Bei der Frage der Zulässigkeit öffentlicher Äußerungen über andere – etwa in der Berichterstattung durch die Presse – geht es regelmäßig um eine Abwägung zwischen dem Allgemeinen Persönlichkeitsrecht des Betroffenen und der Meinungs- und Presse- oder Rundfunkfreiheit des Äußernden, wobei auch die Berührung öffentlicher Belange und ein öffentliches Informationsinteresse eine Rolle spielen. Entscheidendes Kriterium für den Umfang des Schutzes des Persönlichkeitsrechts ist zunächst die Frage, ob es sich bei der streitigen Äußerung um eine Tatsachenbehauptung handelt, deren Aussagegehalt also einem Beweis zugänglich ist und entsprechend wahr oder unwahr sein kann, oder ob es sich um eine durch Art. 5 des Grundgesetzes besonders geschützte Meinungsäußerung handelt.

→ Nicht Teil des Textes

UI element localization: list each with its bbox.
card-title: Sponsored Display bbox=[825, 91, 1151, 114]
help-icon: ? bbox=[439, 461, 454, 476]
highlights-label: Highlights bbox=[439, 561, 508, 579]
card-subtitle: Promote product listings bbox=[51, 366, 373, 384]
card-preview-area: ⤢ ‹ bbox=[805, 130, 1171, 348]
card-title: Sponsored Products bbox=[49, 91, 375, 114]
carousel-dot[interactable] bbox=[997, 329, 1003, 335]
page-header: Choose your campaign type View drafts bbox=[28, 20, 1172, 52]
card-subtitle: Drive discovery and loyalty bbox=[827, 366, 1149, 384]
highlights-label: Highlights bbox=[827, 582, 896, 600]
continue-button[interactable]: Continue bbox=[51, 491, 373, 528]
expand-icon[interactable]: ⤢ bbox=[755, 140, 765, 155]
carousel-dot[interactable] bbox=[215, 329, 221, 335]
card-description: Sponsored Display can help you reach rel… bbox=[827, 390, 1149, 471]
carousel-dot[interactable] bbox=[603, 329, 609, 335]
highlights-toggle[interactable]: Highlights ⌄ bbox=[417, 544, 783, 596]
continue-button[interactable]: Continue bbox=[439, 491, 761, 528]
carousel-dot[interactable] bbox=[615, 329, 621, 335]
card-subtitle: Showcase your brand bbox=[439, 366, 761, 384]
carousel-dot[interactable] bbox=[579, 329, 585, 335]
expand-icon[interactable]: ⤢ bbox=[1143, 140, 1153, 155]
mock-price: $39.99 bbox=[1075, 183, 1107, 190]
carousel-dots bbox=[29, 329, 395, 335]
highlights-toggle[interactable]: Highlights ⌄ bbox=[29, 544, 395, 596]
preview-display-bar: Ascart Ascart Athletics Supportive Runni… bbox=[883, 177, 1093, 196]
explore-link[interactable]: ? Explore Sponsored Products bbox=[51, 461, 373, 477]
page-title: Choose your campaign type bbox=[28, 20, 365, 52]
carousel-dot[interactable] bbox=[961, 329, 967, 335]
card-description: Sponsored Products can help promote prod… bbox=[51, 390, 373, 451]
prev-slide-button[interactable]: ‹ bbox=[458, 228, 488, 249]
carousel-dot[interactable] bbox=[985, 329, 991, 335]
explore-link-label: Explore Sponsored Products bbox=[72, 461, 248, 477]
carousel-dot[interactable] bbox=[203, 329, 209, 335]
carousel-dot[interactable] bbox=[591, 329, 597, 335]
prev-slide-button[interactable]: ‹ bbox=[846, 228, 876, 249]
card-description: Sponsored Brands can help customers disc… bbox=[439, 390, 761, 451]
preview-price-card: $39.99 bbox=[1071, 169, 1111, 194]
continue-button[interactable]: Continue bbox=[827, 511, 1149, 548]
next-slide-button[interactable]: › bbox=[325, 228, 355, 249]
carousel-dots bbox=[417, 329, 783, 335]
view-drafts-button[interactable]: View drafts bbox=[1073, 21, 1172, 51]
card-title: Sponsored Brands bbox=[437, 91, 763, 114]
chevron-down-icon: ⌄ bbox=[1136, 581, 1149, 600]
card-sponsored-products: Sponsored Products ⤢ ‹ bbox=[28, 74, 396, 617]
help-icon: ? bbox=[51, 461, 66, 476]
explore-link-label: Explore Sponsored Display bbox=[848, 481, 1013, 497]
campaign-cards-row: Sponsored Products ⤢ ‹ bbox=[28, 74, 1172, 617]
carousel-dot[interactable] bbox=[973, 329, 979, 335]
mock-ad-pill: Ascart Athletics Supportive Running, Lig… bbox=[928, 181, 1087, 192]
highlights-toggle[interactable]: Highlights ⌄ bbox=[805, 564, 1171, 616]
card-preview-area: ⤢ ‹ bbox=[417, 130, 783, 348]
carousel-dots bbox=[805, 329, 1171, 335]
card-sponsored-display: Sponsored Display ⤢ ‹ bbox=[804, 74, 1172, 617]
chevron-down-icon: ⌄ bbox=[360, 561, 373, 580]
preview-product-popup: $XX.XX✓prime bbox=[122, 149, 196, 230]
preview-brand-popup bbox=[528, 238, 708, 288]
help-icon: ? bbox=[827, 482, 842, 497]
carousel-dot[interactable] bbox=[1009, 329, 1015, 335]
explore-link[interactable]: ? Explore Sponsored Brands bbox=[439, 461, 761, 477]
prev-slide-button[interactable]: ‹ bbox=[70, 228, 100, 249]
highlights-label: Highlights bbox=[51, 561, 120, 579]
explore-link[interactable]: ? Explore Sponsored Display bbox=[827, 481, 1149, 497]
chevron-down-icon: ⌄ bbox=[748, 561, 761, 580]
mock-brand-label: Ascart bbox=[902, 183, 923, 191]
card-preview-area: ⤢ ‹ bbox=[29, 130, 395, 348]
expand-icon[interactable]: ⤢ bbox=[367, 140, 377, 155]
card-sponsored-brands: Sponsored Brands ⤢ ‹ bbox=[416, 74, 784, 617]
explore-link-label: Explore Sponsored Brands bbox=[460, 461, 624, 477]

Während an der Aufrechterhaltung von nachweislich unwahren Tatsachenbehauptungen bereits grundsätzlich kein schutzwürdiges Interesse bestehen kann, muss der Betroffene wahre Tatsachenbehauptungen in aller Regel auch dann hinnehmen, wenn sie ihm nachteilig oder unangenehm sind – seine Persönlichkeitsbelange können allerdings überwiegen, wenn eine Äußerung die Intim-, Privat- und Vertraulichkeitssphäre betrifft, und kein berechtigtes Informationsinteresse der Öffentlichkeit sie trotzdem besonders rechtfertigt.

Bei Werturteilen, die durch Elemente der Stellungnahme, des Dafürhaltens oder Meinens geprägt sind, und die als Meinungsäußerung grundrechtlichen Schutz genießen, liegt die Zulässigkeitsgrenze erst an der Schwelle zur Formalbeleidigung, reinen Schmähkritik oder einem Angriff auf die Menschenwürde des Betroffenen. Selbst pointierte, überspitzte oder polemische Charakterisierungen sind dagegen erlaubt.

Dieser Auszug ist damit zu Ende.